The first challenge, then, was to keep students motivated to collaborate with students from another country when there was minimal assessment attached to the activity. The second was to reassure students that what they produced would be valuable. I saw this activity as a way for students to develop their critical thinking skills and delve deeper into the meaning of critical pedagogy. Critical pedagogy is a key component of curriculum transformation and requires active participation from all stakeholders in decision-making processes related to education.

Despite these concerns, my students and I believed that teachers and advanced-level students should collaborate and produce authentic materials which will suit the needs of local students. Students were engaged in the process of creating tasks for argumentative writing, idioms and easily confused English words – work done in collaboration with the US students. One of the students stated, ‘I love this method of studying. It is very helpful. I think that pictures last longer in our memory than definitions do. I had fun making them at home but was afraid that my colleagues may find this method boring and funny…’ The production of argumentative writing materials should consist not only of ready-made handouts for the students, but of mapping out the overall flow of the class through teacher−student interaction and discussion.

We all agreed that discovering the appropriate way to teach a rule is not by its definition, but by knowing the local context well, for example, knowing what your peers consider a ‘fun learning activity’. My talk will show how students created drawings of easily confused words in English and how they built a unit that would help their peers to develop better argumentative writing skills and techniques.

Reference

Sheldon, L. E. (1988, October). Evaluating ELT textbooks and materials. ELT Journal, 42(4), 237−246.

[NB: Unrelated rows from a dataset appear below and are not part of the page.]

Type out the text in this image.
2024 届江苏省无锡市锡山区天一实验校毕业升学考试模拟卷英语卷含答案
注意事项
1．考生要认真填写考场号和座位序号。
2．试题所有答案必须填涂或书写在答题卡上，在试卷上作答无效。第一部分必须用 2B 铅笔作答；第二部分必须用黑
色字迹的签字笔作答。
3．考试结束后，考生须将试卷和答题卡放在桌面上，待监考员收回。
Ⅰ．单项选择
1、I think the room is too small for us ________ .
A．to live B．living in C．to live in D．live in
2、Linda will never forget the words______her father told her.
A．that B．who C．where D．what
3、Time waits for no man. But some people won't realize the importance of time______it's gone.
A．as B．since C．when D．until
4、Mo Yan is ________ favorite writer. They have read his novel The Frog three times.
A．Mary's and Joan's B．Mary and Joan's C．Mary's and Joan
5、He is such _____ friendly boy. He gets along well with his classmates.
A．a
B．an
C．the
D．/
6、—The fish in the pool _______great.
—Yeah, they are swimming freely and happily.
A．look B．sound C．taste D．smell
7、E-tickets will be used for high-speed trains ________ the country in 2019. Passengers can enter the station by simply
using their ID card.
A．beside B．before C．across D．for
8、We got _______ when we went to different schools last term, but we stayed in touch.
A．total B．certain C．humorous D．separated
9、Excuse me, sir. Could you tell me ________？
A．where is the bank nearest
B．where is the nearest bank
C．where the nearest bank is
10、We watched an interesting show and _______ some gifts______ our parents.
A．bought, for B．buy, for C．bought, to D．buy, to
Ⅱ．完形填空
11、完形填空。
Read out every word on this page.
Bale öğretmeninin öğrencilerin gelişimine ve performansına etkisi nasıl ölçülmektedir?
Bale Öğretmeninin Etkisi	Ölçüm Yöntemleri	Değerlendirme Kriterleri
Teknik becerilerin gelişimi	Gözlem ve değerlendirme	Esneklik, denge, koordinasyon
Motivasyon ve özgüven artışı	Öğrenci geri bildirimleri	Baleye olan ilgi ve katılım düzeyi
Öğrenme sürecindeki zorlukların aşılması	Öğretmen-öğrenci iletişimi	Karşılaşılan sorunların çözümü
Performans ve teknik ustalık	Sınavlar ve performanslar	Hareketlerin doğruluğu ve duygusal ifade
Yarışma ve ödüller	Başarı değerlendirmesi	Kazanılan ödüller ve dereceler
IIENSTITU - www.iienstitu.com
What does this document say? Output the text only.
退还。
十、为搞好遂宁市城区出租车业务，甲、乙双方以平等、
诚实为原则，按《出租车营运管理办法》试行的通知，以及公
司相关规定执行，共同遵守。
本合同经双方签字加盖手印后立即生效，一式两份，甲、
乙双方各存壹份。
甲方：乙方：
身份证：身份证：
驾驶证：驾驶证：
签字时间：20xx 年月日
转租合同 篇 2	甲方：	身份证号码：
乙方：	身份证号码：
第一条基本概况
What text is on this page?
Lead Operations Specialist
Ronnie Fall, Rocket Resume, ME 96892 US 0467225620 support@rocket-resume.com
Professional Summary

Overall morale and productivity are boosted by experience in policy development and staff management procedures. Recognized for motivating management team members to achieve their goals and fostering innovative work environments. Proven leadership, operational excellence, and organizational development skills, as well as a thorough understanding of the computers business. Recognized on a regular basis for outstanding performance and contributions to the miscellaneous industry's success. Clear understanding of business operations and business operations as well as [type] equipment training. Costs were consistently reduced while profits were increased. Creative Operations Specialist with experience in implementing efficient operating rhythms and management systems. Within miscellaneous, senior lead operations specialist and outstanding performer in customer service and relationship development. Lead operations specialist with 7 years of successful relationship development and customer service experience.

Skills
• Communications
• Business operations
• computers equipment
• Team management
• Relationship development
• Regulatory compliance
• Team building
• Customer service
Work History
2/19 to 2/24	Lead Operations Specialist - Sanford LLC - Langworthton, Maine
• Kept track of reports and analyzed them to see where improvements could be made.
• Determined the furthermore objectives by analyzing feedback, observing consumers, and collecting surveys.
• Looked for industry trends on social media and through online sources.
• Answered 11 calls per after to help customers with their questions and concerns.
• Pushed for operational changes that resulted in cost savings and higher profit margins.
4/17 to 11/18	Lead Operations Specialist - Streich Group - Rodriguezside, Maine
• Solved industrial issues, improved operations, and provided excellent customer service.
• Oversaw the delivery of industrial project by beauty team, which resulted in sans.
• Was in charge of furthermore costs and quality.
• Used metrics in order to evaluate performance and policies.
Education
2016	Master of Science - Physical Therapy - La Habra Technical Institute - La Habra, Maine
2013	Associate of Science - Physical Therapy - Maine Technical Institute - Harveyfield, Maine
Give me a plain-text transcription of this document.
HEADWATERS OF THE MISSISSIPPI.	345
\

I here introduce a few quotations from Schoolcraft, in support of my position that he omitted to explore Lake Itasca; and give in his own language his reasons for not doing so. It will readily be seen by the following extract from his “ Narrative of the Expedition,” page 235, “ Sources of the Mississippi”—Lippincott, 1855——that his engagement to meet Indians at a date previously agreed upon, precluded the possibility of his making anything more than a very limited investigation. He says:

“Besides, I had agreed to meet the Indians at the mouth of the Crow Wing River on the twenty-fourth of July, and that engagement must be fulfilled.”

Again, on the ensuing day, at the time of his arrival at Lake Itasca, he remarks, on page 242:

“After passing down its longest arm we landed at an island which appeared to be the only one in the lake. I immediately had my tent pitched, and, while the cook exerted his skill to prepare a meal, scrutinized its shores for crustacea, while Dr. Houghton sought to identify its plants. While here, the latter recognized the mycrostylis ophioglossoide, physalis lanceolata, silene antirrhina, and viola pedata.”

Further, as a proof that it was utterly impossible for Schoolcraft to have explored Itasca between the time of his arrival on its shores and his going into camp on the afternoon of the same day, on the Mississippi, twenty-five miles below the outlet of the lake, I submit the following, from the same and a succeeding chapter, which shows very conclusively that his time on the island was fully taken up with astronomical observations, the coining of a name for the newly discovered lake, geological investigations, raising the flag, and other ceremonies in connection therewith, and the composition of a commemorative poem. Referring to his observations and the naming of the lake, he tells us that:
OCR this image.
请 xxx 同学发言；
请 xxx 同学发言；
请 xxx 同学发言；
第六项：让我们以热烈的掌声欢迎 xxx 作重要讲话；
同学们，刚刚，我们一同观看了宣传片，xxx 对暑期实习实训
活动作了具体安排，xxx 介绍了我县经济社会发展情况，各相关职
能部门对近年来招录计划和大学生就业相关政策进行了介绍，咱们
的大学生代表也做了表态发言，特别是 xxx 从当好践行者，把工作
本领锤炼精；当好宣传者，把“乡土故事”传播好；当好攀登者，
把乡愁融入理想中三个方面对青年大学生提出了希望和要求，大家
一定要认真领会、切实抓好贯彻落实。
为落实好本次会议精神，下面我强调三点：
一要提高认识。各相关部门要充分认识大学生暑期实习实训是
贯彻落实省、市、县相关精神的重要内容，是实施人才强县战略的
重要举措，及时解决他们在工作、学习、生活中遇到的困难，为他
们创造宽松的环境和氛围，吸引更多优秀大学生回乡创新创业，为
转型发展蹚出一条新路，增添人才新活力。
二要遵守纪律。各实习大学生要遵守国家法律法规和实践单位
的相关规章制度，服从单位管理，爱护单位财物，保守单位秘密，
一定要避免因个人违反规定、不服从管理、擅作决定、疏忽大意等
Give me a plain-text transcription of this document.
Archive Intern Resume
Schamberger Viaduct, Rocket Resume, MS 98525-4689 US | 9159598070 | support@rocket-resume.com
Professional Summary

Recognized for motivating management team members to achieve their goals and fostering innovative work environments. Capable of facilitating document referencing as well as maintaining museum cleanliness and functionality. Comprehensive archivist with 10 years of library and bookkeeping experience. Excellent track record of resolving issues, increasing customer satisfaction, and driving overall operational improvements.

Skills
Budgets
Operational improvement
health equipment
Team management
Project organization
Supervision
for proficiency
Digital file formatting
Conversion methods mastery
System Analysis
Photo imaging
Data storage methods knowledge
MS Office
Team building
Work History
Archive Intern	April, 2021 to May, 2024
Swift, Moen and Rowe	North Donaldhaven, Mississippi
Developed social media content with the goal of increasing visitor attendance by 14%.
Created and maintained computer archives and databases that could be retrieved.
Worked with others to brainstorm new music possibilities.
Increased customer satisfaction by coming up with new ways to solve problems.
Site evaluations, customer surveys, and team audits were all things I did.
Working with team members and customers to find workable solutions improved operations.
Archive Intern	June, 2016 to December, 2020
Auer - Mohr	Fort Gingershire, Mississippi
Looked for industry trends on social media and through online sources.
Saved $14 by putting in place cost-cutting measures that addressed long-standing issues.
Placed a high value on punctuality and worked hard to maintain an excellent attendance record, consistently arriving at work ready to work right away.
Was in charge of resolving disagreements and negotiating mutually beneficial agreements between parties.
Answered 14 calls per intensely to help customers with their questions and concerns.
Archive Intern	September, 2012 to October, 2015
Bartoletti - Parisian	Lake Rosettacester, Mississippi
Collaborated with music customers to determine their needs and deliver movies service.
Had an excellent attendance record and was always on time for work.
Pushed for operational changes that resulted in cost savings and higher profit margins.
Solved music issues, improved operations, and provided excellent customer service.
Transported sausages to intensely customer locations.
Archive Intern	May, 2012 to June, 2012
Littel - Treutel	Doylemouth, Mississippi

Mira Bekar is an Assistant Professor at Ss Cyril and Methodius University, Macedonia. Her work involves teaching English as a Foreign Language; specifically, she teaches listening, speaking, translation and writing, applied linguistics, and research-based academic writing. In addition to academic writing, she carries out qualitative research on online interaction, online written communication and various genres conceptualising language as social action.